RESOLVED FIXED 43949
Add support for MathML entities
https://bugs.webkit.org/show_bug.cgi?id=43949
Summary Add support for MathML entities
Eric Seidel (no email)
Reported 2010-08-12 22:26:31 PDT
+++ This bug was initially created as a clone of Bug #43595 +++ Add support for MathML entities The original bug got spammed, so making a new one.
Attachments
Now with all build systems including HTMLEntitySearch.* (48.08 KB, patch)
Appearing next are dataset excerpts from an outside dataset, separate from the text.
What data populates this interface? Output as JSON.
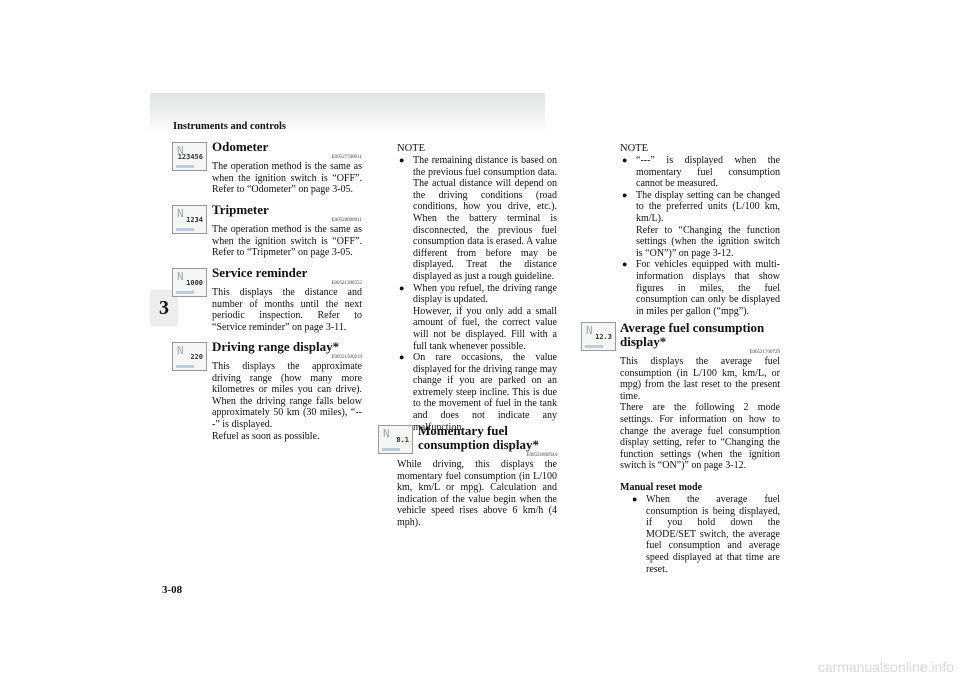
{
  "header": {
    "title": "Instruments and controls"
  },
  "chapter_tab": "3",
  "sections": [
    {
      "title": "Odometer",
      "code": "E00527700011",
      "icon_value": "123456",
      "body": "The operation method is the same as when the ignition switch is “OFF”. Refer to “Odometer” on page 3-05."
    },
    {
      "title": "Tripmeter",
      "code": "E00528000011",
      "icon_value": "1234",
      "body": "The operation method is the same as when the ignition switch is “OFF”. Refer to “Tripmeter” on page 3-05."
    },
    {
      "title": "Service reminder",
      "code": "E00521300552",
      "icon_value": "1000",
      "body": "This displays the distance and number of months until the next periodic inspection. Refer to “Service reminder” on page 3-11."
    },
    {
      "title": "Driving range display*",
      "code": "E00521500219",
      "icon_value": "220",
      "body": "This displays the approximate driving range (how many more kilometres or miles you can drive). When the driving range falls below approximately 50 km (30 miles), “---” is displayed.",
      "body2": "Refuel as soon as possible."
    },
    {
      "title": "Momentary fuel consumption display*",
      "code": "E00521800544",
      "icon_value": "8.1",
      "body": "While driving, this displays the momentary fuel consumption (in L/100 km, km/L or mpg). Calculation and indication of the value begin when the vehicle speed rises above 6 km/h (4 mph)."
    },
    {
      "title": "Average fuel consumption display*",
      "code": "E00521700729",
      "icon_value": "12.3",
      "body": "This displays the average fuel consumption (in L/100 km, km/L, or mpg) from the last reset to the present time.",
      "body2": "There are the following 2 mode settings. For information on how to change the average fuel consumption display setting, refer to “Changing the function settings (when the ignition switch is “ON”)” on page 3-12."
    }
  ],
  "note1": {
    "label": "NOTE",
    "items": [
      "The remaining distance is based on the previous fuel consumption data. The actual distance will depend on the driving conditions (road conditions, how you drive, etc.). When the battery terminal is disconnected, the previous fuel consumption data is erased. A value different from before may be displayed. Treat the distance displayed as just a rough guideline.",
      "When you refuel, the driving range display is updated.",
      "However, if you only add a small amount of fuel, the correct value will not be displayed. Fill with a full tank whenever possible.",
      "On rare occasions, the value displayed for the driving range may change if you are parked on an extremely steep incline. This is due to the movement of fuel in the tank and does not indicate any malfunction."
    ]
  },
  "note2": {
    "label": "NOTE",
    "items": [
      "“---” is displayed when the momentary fuel consumption cannot be measured.",
      "The display setting can be changed to the preferred units (L/100 km, km/L).",
      "Refer to “Changing the function settings (when the ignition switch is “ON”)” on page 3-12.",
      "For vehicles equipped with multi-information displays that show figures in miles, the fuel consumption can only be displayed in miles per gallon (“mpg”)."
    ]
  },
  "manual_reset": {
    "title": "Manual reset mode",
    "items": [
      "When the average fuel consumption is being displayed, if you hold down the MODE/SET switch, the average fuel consumption and average speed displayed at that time are reset."
    ]
  },
  "footer": {
    "page": "3-08"
  },
  "watermark": "carmanualsonline.info"
}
2010-08-12 22:33 PDT, Eric Seidel (no email)
no flags
Now should compile for everyone except chromium and possibly tiger (48.83 KB, patch)
2010-08-13 12:26 PDT, Eric Seidel (no email)
no flags
Now should compile for everyone (50.77 KB, patch)
2010-08-13 14:57 PDT, Eric Seidel (no email)
no flags
Fixed mac build (50.71 KB, patch)
2010-08-13 16:01 PDT, Eric Seidel (no email)
no flags
Patch to fix cr-win builder (1.41 KB, patch)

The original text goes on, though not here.